After informal workouts for the last two weeks, the Mets’ pitchers and catchers officially got their year started with the first formal workout. The tone was set with a meeting Wednesday that players need to put in work off the field to get ready. They emphasized that each pitcher — and catcher — will be held responsible for their preparedness. “Accountability” was the takeaway, one pitcher said.
That is a message Mets pitchers better get used to, former Mets reliever LaTroy Hawkins said. A big fan of Eiland from their days with the Yankees, Hawkins described him as a knowledgeable, straightforward and no-nonsense pitching coach who has high expectations.
“He’s honest. Sometimes, he’s brutally honest, but he lets you know what’s going on, what he’s thinking and what the team is thinking,” Hawkins said. “A pitching coach’s job is to help you get better, and Dave is there to do that for you. He will help you all he can. He’s very supportive.
“But he won’t coddle you.”
Mets pitchers, who were pretty vocal last year about not needing a change in pitching coach, have had nothing but positive things to say about the new routines and working with Eiland and Callaway.

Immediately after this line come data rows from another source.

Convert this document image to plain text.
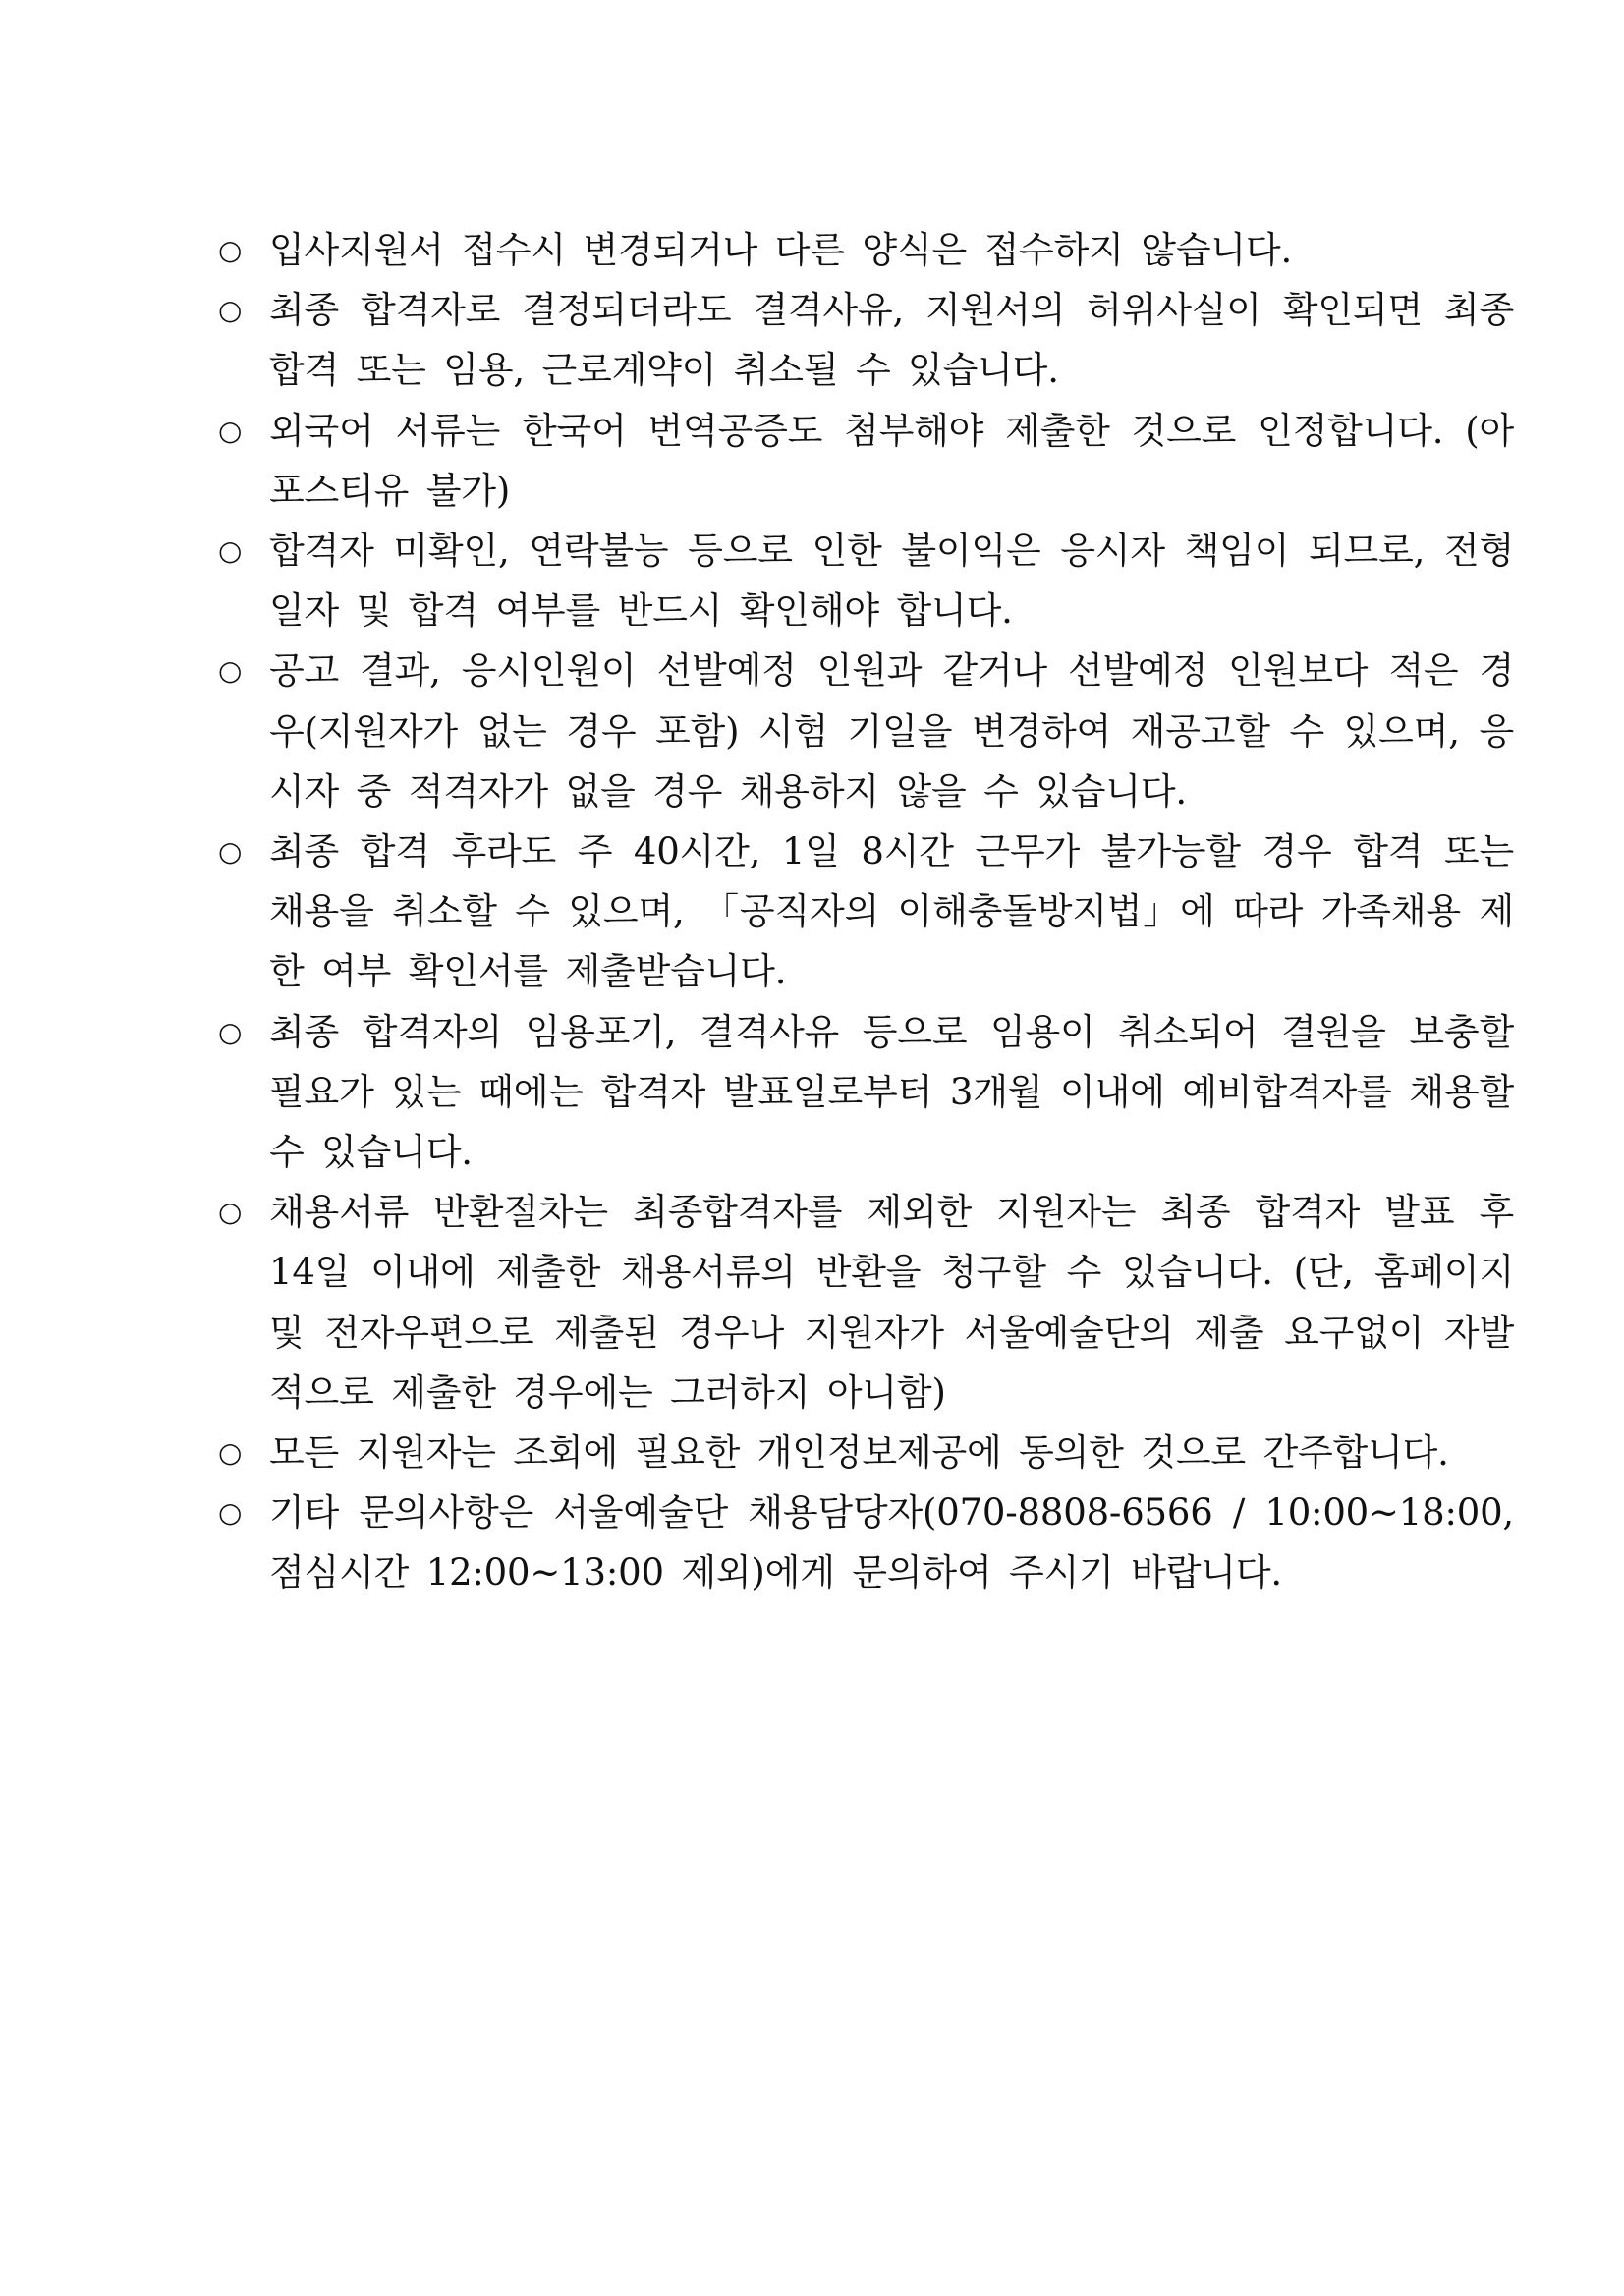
○ 입사지원서 접수시 변경되거나 다른 양식은 접수하지 않습니다.
○ 최종 합격자로 결정되더라도 결격사유, 지원서의 허위사실이 확인되면 최종 합격 또는 임용, 근로계약이 취소될 수 있습니다.
○ 외국어 서류는 한국어 번역공증도 첨부해야 제출한 것으로 인정합니다. (아포스티유 불가)
○ 합격자 미확인, 연락불능 등으로 인한 불이익은 응시자 책임이 되므로, 전형일자 및 합격 여부를 반드시 확인해야 합니다.
○ 공고 결과, 응시인원이 선발예정 인원과 같거나 선발예정 인원보다 적은 경우(지원자가 없는 경우 포함) 시험 기일을 변경하여 재공고할 수 있으며, 응시자 중 적격자가 없을 경우 채용하지 않을 수 있습니다.
○ 최종 합격 후라도 주 40시간, 1일 8시간 근무가 불가능할 경우 합격 또는 채용을 취소할 수 있으며, 「공직자의 이해충돌방지법」에 따라 가족채용 제한 여부 확인서를 제출받습니다.
○ 최종 합격자의 임용포기, 결격사유 등으로 임용이 취소되어 결원을 보충할 필요가 있는 때에는 합격자 발표일로부터 3개월 이내에 예비합격자를 채용할 수 있습니다.
○ 채용서류 반환절차는 최종합격자를 제외한 지원자는 최종 합격자 발표 후 14일 이내에 제출한 채용서류의 반환을 청구할 수 있습니다. (단, 홈페이지 및 전자우편으로 제출된 경우나 지원자가 서울예술단의 제출 요구없이 자발적으로 제출한 경우에는 그러하지 아니함)
○ 모든 지원자는 조회에 필요한 개인정보제공에 동의한 것으로 간주합니다.
○ 기타 문의사항은 서울예술단 채용담당자(070-8808-6566 / 10:00~18:00, 점심시간 12:00~13:00 제외)에게 문의하여 주시기 바랍니다.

DeGrom said that they have talked to him about a new way to try and keep his front shoulder from flying open — a problem he has struggled with for years.
“It’s always good to hear new ideas,” deGrom said, “and try new things. So far so good.”
Eiland has talked to Matt Harvey about some bad habits he picked up during the years he pitched through injuries.
“Getting him back to the level of 2013, certainly that’s our goal. We’ll see where it takes us,” Eiland said of Harvey. “He’s healthy. He’s done his work this winter. He’s in good shape, physically and mentally. I don’t know Matt that well obviously, but I am getting to know him. I have every reason in the world to be optimistic. What’s happened in the past is in the past, and that’s where we are going to leave it.”
And Zack Wheeler said that despite the changes in little things, it all feels pretty familiar.
“Working with new coaches can give you a different way to look at something, more eyes looking at your delivery means they might see something to help you and that’s always good,” Wheeler said. “But, in the end, it’s all about the same thing. We have to be prepared to go out there and that’s what everybody is trying to do.”